Par Rédaction | Sport
Même sans Luka Dončić, les Lakers continuent de produire offensivement. Une situation qui relance un débat inattendu : LeBron James est-il finalement plus efficace à la création dans ce contexte précis ?
Privé de son meneur principal, Los Angeles a dû réorganiser son attaque autour de LeBron James. Résultat, un jeu plus fluide, avec davantage de mouvement et une meilleure implication collective. Là où Dončić monopolise souvent le ballon pour créer en fin de possession, James initie plus tôt les systèmes et distribue rapidement, ce qui change le rythme global.
Cette différence d’approche se ressent directement dans les performances collectives. Plusieurs joueurs secondaires profitent davantage de ces situations, trouvant des positions plus ouvertes et un meilleur timing dans leurs actions. Une dynamique qui donne l’impression d’un jeu plus équilibré, même sans la production brute du Slovène.
Une lecture du jeu différente
Pour Chris Broussard, cette distinction est claire dans la manière dont LeBron James gère l’attaque. « Il prend le rôle de Luka à la création… et il pourrait même le faire mieux. Il ne garde pas autant le ballon, il fait circuler plus vite. » Une analyse qui met en avant une approche plus collective, où le tempo est mieux maîtrisé et les décisions prises plus tôt dans les possessions.
Il pousse même la comparaison plus loin en pointant une différence structurelle dans le jeu. « Luka ne peut pas faire ce que LeBron a fait il y a un mois, jouer sans ballon. Luka a besoin d’avoir le ballon dans les mains. » Une remarque forte, qui souligne une forme de dépendance au ballon chez Luka Dončić, malgré son talent évident et sa capacité à créer dans des situations complexes.
Sur le terrain, cette lecture se confirme dans la manière dont l’équipe évolue. LeBron parvient à activer plusieurs options offensives, impliquant davantage ses coéquipiers tout en restant lui-même une menace constante. Les systèmes sont lancés plus rapidement, les espaces mieux exploités, et l’attaque gagne en fluidité, ce qui rend l’ensemble plus imprévisible et difficile à défendre sur plusieurs séquences.

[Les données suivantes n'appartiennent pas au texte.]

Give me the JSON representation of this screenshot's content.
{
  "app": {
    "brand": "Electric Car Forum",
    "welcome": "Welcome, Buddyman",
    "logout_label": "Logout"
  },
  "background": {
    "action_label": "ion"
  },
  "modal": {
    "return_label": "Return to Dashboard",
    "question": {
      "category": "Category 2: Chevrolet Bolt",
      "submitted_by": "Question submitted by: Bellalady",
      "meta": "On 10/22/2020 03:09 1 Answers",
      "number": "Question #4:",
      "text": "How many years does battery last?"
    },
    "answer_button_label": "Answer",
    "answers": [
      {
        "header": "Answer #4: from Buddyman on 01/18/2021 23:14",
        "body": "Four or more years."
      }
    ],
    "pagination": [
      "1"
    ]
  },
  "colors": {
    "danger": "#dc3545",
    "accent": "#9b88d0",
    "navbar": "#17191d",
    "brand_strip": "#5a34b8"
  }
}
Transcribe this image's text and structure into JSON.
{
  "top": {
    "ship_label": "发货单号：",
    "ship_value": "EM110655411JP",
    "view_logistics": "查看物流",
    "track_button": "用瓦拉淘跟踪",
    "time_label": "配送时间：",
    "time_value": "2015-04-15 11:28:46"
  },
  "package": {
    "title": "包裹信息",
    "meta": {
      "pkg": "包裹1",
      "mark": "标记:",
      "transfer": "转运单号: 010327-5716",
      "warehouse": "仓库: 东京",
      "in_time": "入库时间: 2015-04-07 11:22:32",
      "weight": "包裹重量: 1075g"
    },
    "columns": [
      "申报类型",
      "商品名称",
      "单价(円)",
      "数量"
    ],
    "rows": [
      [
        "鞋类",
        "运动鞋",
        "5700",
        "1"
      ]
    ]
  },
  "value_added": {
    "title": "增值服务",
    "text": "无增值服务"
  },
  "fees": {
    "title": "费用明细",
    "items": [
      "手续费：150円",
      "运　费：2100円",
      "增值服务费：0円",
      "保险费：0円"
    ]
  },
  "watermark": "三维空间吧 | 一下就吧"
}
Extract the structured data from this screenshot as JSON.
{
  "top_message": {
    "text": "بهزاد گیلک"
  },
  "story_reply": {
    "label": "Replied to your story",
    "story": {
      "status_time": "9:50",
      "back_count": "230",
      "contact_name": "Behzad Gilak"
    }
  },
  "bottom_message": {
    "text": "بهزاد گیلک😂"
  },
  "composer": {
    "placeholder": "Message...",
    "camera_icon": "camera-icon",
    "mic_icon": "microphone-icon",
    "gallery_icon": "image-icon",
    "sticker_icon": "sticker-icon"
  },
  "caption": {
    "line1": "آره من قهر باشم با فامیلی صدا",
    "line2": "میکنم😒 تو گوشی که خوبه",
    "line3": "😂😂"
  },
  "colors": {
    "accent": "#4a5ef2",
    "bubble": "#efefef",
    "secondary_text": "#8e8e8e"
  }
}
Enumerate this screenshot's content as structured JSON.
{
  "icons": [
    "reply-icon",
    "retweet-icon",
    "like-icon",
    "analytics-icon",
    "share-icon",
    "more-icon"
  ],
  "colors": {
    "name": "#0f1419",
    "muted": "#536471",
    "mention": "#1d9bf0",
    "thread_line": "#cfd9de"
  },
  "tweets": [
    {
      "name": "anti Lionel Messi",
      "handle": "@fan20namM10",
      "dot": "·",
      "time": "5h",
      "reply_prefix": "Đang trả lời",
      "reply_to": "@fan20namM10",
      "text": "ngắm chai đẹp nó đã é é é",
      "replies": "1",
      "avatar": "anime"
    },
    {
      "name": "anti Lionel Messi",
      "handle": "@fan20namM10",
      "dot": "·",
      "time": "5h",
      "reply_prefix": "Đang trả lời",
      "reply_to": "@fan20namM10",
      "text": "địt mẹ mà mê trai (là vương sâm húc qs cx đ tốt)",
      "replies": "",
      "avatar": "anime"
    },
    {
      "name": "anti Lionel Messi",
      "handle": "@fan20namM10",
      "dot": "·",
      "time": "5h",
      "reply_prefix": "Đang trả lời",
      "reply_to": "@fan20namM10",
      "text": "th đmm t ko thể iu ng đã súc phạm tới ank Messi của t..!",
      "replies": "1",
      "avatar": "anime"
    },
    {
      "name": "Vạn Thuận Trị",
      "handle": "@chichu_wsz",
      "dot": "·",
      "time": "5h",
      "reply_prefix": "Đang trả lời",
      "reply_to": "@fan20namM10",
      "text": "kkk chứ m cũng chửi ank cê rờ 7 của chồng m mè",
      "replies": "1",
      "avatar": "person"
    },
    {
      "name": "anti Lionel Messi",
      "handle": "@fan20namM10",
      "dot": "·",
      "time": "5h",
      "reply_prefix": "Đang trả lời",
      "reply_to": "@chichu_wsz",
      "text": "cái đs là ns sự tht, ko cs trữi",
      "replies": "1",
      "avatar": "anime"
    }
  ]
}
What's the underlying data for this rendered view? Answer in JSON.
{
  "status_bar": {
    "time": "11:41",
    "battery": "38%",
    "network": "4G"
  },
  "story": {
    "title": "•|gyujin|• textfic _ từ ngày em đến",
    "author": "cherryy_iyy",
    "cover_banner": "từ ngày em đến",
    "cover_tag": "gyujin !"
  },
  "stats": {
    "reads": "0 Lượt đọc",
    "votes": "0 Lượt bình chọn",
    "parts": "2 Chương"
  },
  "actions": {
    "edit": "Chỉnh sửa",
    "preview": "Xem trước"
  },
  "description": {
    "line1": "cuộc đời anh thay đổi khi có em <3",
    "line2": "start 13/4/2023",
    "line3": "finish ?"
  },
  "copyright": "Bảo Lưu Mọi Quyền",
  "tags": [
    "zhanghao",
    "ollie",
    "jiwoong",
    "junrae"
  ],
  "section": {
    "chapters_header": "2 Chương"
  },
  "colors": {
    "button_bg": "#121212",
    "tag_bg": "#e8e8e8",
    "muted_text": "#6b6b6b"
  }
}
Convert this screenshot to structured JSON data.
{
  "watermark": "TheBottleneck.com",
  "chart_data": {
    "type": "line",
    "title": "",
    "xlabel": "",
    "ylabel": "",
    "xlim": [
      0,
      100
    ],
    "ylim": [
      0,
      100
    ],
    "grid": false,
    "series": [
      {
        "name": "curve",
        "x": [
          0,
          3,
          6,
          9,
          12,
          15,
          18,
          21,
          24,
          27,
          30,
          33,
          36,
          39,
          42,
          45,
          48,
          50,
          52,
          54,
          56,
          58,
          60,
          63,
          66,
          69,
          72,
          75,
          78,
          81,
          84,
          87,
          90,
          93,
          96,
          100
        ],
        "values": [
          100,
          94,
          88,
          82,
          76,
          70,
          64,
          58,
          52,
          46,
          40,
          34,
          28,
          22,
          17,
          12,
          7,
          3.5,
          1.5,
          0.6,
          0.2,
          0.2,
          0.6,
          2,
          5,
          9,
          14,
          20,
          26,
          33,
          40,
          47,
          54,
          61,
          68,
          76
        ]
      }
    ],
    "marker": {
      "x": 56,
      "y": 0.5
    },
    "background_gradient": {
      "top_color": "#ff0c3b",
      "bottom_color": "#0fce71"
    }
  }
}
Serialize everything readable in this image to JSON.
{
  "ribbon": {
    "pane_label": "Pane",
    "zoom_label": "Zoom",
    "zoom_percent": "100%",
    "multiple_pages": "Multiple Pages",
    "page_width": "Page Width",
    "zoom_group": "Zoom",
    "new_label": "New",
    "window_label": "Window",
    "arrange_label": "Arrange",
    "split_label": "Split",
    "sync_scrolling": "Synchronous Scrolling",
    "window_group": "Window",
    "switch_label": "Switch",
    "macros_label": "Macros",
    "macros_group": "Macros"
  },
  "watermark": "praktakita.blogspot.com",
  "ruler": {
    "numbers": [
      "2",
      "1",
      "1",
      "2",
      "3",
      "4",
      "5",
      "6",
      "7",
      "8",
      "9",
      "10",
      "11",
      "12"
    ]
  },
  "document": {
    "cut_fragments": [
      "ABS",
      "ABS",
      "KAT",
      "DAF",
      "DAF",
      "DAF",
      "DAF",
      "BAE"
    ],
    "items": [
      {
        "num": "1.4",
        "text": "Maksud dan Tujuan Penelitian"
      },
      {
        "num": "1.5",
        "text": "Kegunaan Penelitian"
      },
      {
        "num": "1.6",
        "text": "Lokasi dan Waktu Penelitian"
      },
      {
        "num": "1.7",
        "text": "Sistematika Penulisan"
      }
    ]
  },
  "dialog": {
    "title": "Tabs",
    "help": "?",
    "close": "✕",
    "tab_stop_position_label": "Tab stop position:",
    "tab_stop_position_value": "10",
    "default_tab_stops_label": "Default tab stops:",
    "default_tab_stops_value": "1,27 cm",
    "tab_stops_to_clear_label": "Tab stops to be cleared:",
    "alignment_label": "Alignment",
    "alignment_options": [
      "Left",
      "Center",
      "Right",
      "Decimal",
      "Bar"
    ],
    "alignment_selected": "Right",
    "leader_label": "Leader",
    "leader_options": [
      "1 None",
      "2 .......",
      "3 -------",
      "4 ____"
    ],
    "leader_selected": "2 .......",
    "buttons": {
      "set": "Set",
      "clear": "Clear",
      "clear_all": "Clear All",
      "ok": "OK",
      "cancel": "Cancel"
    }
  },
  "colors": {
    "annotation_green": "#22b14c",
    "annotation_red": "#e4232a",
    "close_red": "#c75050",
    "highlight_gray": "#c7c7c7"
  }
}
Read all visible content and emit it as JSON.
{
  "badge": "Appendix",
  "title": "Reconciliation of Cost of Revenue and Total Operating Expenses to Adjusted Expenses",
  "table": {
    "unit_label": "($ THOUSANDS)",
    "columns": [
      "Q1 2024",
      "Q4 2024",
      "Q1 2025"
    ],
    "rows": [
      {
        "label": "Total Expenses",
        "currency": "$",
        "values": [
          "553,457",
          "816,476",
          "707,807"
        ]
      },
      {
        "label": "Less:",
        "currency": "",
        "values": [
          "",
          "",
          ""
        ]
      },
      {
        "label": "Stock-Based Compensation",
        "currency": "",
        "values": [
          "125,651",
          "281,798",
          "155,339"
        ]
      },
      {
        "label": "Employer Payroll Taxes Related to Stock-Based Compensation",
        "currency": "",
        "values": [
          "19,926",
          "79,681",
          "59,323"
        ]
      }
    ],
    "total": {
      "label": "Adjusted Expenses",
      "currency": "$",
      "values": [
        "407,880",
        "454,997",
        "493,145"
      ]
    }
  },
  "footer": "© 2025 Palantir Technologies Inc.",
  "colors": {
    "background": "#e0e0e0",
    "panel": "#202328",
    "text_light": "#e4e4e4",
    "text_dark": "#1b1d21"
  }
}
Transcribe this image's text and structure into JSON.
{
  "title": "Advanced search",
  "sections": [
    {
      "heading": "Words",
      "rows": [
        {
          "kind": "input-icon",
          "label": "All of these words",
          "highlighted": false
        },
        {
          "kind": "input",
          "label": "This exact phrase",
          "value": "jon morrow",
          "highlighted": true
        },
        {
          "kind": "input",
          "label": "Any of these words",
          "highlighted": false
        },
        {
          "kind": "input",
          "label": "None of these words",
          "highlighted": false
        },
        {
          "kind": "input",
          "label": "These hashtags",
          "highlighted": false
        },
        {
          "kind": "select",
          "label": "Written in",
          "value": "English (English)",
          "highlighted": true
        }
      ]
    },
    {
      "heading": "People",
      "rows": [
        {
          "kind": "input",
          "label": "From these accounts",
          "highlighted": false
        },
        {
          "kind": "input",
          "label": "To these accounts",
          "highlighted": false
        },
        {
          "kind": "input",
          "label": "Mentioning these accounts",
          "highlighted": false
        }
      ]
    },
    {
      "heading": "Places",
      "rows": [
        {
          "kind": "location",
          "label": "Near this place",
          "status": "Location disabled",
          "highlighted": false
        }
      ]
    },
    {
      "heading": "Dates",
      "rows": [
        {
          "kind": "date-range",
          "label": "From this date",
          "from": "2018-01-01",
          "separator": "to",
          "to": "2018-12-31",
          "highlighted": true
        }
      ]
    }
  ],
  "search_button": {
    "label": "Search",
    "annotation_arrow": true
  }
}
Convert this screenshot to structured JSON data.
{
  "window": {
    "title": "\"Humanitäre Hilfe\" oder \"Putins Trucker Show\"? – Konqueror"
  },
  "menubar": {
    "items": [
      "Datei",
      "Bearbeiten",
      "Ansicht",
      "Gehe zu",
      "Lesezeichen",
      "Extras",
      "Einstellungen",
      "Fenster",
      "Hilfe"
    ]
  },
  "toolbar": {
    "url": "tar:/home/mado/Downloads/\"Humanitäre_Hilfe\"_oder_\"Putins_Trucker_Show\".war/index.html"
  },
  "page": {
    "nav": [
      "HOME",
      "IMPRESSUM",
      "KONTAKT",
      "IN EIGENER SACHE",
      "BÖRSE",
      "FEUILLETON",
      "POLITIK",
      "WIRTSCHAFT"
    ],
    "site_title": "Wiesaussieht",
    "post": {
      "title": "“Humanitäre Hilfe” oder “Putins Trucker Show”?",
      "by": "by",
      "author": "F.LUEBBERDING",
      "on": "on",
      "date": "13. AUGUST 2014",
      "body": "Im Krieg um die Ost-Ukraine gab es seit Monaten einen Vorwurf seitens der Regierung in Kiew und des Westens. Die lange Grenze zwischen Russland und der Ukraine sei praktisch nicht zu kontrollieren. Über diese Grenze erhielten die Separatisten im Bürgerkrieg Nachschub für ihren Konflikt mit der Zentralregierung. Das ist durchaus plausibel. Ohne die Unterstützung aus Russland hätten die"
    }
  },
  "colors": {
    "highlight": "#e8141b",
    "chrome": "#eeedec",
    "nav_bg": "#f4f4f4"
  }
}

Mais malgré ces éléments encourageants, Broussard reste lucide sur les limites actuelles. Sans Dončić, le déficit de talent pur devient un frein évident face aux meilleures équipes. LeBron peut organiser, élever le niveau collectif et maximiser chaque possession, mais sur une série de playoffs, l’absence d’un créateur élite supplémentaire réduit considérablement les ambitions réelles des Lakers.